Frequently Asked Questions (FAQs) about giftedness
How can support be provided within the family?
Especially for younger children (but not only), the family is an important place of support. For younger children who are at the early stages of gifted development, it is important to create a variety of learning and experiential opportunities in many different areas. This provides children the opportunity to discover what interests them and what they are particularly good at. Parents can support them in recognizing their particular strengths. Observing the child is an important source of information for providing new stimuli and for supporting his or her development of interests. Parents can respond to the child’s individual interests and encourage the child to find answers to his or her own questions, for example, by reading books or newspapers, using the internet, or visiting museums. The child thus learns to access information on his or her own—an important competence for future self-regulated learning.
Children also learn through the observations they make of their parents and other adults. For example, the observable interests and activities that are present and cultivated in the family, such as reading, engaging in discussions, playing sports, painting, or musical activities, also play a role in the development of interests.
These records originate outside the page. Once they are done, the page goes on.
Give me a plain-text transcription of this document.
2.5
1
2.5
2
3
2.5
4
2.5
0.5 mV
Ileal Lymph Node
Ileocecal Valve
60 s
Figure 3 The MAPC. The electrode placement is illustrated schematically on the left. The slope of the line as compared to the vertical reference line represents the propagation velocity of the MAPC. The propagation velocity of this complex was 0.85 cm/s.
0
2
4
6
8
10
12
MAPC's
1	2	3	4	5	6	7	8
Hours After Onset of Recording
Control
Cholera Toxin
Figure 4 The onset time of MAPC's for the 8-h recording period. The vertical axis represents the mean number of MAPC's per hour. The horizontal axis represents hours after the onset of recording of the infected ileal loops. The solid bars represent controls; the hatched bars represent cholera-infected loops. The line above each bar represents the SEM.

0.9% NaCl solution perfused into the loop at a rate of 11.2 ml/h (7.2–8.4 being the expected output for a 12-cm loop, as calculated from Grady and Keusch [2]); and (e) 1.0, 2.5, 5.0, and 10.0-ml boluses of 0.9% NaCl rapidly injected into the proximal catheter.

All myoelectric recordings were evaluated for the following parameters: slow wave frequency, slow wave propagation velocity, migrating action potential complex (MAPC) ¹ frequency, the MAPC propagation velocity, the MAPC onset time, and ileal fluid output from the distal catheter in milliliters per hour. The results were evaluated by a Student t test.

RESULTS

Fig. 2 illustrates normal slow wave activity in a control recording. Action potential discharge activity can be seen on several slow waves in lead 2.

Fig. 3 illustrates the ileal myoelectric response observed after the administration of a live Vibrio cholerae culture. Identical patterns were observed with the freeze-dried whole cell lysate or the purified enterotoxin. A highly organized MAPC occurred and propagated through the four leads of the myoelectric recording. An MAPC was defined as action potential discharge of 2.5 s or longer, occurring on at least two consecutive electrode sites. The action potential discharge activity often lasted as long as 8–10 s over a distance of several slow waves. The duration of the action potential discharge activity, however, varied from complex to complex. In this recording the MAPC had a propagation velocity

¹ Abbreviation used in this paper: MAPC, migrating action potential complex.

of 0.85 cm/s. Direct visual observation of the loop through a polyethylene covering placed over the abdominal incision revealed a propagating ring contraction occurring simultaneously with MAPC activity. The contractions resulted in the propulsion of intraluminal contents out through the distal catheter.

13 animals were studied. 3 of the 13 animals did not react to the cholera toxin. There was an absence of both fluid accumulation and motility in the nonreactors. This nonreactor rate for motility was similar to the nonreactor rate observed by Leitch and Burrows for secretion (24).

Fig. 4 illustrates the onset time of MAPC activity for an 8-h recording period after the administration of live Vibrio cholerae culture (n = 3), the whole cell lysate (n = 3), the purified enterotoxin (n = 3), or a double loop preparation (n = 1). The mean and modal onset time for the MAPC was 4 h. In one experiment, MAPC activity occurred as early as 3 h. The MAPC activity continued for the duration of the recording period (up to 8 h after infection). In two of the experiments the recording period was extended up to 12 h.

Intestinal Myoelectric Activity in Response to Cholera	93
As the child ages, parents become increasingly practical supporters of giftedness development by providing resources and assistance and by giving the child the space that is needed to develop both potential and interests. Parents play a constant role in providing emotional support, reinforcement, and encouragement to their child. Children who have high expectations of themselves and a high achievement potential particularly need emotional support from their families and parents who delight in their successes but do not apply pressure on them to excel.